Etrafımda nereye baksam bir karmaşa, kime dönsem kendi kavgasında. Küskün birçoğu, kızmış birilerine, yabancılamış kendine. Hiçbiri tadını almıyor boğazına tırmana soluğun. Hepsinde bir geçim telaşı. Dalıp gidiyorlar, kaçırıp hayatı.
Ben de öyleyim işte.
Sürekli ıskalıyorum akışı. Gözyaşlarım beni geriye atıyor, yarışta sonuncu bile olamıyorum.
Elimde olsa diyorum, kuruturum gözpınarlarımı. Ebediyete kadar ıslanmaz pembe yanaklarım. Ama ne yazık ki hislerimin ipleri benim elimde değil. Bazen gülümsemek geçiyor içimden fakat dudaklarımın kıpırdadığı yok. Kendimi yönetemiyorum, her parçam ayrı telden çalıyor. Ruhum hepsinden ayrı bir ritim tutturmuş durumda.
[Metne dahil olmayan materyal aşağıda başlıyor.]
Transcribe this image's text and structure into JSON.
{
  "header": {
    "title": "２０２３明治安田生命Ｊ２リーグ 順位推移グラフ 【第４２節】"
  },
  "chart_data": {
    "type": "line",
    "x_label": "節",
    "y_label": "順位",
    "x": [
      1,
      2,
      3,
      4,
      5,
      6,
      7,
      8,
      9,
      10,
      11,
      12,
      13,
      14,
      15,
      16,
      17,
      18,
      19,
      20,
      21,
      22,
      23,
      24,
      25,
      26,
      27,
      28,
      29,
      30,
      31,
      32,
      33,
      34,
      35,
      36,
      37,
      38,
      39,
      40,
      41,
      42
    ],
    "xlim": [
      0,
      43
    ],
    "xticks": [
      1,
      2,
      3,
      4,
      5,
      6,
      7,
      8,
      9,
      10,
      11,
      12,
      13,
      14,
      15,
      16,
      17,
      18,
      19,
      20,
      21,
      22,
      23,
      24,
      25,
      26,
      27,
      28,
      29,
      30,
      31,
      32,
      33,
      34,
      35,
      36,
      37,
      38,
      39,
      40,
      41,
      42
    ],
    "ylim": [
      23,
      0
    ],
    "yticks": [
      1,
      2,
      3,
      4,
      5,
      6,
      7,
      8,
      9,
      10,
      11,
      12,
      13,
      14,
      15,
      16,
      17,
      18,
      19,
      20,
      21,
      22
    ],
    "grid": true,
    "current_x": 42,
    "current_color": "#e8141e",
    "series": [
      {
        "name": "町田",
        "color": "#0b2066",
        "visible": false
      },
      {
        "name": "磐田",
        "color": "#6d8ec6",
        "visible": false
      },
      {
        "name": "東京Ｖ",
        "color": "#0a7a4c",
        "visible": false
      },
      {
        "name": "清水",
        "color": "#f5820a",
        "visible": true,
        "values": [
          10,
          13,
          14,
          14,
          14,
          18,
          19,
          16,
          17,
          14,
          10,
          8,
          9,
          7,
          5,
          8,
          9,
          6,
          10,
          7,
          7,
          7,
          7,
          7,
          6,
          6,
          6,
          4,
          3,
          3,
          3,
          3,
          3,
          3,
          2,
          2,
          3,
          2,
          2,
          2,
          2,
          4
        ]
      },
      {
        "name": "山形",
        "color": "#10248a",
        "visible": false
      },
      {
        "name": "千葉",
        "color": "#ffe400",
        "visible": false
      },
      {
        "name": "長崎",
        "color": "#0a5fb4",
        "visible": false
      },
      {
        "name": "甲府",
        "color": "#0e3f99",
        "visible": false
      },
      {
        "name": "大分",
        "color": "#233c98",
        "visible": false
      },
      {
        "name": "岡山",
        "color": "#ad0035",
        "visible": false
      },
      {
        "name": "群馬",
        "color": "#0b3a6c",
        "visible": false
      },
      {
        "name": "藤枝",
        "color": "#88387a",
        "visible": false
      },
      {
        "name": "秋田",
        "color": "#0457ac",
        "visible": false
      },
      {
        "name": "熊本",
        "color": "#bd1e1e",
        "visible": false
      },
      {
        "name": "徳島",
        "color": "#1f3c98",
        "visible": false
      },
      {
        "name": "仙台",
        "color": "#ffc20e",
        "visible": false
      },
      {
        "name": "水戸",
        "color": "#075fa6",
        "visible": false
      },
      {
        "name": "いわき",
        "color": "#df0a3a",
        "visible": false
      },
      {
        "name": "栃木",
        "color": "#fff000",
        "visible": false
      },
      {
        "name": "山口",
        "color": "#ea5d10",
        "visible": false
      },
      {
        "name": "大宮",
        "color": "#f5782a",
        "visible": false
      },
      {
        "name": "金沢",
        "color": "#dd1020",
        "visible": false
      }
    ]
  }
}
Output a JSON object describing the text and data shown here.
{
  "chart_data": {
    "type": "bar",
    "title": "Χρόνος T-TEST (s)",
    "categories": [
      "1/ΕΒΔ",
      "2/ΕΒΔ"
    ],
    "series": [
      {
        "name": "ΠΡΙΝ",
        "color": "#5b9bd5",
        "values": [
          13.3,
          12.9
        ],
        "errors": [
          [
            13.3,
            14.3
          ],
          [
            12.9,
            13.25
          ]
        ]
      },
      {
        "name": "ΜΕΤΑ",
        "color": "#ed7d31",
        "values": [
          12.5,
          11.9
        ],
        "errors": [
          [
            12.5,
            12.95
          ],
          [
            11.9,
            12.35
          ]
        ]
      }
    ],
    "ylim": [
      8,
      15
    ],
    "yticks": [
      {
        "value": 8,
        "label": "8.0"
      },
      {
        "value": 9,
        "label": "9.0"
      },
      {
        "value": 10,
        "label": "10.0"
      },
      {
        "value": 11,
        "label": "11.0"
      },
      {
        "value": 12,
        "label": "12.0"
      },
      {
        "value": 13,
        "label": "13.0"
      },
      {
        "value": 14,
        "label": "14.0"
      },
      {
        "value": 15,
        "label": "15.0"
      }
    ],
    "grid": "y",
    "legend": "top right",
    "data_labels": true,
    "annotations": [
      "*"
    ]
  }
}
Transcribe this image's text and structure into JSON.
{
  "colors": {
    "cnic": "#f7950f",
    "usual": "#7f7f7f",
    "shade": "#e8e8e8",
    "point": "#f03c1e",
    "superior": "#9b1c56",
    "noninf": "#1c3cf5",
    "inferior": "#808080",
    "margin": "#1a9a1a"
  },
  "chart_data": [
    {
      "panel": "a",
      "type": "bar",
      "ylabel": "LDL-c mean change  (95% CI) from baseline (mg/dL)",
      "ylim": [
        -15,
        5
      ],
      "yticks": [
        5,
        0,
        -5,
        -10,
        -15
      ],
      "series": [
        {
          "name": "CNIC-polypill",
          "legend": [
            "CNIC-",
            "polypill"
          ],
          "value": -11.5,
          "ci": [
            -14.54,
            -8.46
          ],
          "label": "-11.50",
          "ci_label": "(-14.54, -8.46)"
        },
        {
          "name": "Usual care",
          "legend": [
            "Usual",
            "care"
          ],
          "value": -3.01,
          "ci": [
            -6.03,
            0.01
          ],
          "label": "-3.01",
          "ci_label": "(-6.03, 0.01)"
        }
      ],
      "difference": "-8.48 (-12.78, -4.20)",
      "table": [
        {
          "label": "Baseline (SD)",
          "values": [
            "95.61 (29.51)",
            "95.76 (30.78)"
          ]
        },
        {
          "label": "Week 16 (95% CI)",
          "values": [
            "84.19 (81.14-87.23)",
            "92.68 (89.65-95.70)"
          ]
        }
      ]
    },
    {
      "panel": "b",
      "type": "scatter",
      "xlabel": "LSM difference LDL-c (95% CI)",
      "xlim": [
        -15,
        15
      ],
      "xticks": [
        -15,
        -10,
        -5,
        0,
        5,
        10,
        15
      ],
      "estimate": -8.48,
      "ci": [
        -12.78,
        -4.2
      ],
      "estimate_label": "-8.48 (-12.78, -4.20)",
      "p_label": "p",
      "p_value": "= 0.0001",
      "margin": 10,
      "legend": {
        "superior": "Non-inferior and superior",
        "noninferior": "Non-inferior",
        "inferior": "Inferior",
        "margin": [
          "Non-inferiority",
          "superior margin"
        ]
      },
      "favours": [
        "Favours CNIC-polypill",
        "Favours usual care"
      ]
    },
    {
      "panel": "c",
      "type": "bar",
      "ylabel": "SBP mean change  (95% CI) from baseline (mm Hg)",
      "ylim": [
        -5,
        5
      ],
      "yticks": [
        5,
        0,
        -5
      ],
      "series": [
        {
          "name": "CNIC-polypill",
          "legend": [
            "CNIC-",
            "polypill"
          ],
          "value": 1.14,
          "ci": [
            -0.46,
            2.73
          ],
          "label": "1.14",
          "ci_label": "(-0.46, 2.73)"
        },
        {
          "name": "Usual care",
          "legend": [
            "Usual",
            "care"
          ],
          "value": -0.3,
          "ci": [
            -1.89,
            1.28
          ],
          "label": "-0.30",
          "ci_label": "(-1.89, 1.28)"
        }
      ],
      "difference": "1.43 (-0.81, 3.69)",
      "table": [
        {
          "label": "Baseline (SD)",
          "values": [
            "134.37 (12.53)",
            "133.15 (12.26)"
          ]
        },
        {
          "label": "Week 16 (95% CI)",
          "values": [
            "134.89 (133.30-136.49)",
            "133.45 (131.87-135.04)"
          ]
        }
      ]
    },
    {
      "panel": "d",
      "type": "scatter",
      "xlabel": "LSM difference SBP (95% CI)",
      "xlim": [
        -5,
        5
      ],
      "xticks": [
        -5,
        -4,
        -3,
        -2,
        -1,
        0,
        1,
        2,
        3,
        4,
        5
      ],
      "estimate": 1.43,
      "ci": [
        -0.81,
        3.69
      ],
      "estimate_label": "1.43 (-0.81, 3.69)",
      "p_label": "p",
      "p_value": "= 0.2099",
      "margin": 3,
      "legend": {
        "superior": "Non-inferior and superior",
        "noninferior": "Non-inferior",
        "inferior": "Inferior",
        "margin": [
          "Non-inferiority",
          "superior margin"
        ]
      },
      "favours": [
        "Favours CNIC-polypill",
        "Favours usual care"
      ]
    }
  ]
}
Kendi içimde kendimi aramaktan bitkin düşüyorum bazen. Bulamamak değil de, kendimden başka herkesle rastlaşmak yoruyor beni.
Kum saatinden inen kumlardan daha çok kaarışıyor düşüncelerim birbirine. Dolaşmış iplikler gibi birbirine giriyor her defasında.
Bir mengeye sıkışmış gibiyim sürekli. Boğuluyorum, nefes alamıyorum. Sebebini bile düşünemeyecek kadar düşmüş omuzlarım. Kendimi bu boşluktan kurtaramıyorum.
Kalbim oldukça hassas, insanların acımasızlıklarıyla kavruluyor gözyaşlarım. Narinliğim başıma bela oluyor. Kaba insanların ayakları altında parçalanıyorum. Kalbim avuçlarıma dökülüyor.
Bazen cümlelerime nokta bile koyamıyorum. Ne başı belli, ne sonu.
Ne yapsam bilemiyorum. Başucu kitabıma sarılıyor, radyoyu kısıyorum. İnsanlardan soğuyor, hialkayelerde hayat buluyorum.
Gün geçtikçe kendime dönüyor ve bu dünyanın ağırlığı altında eziliyorum.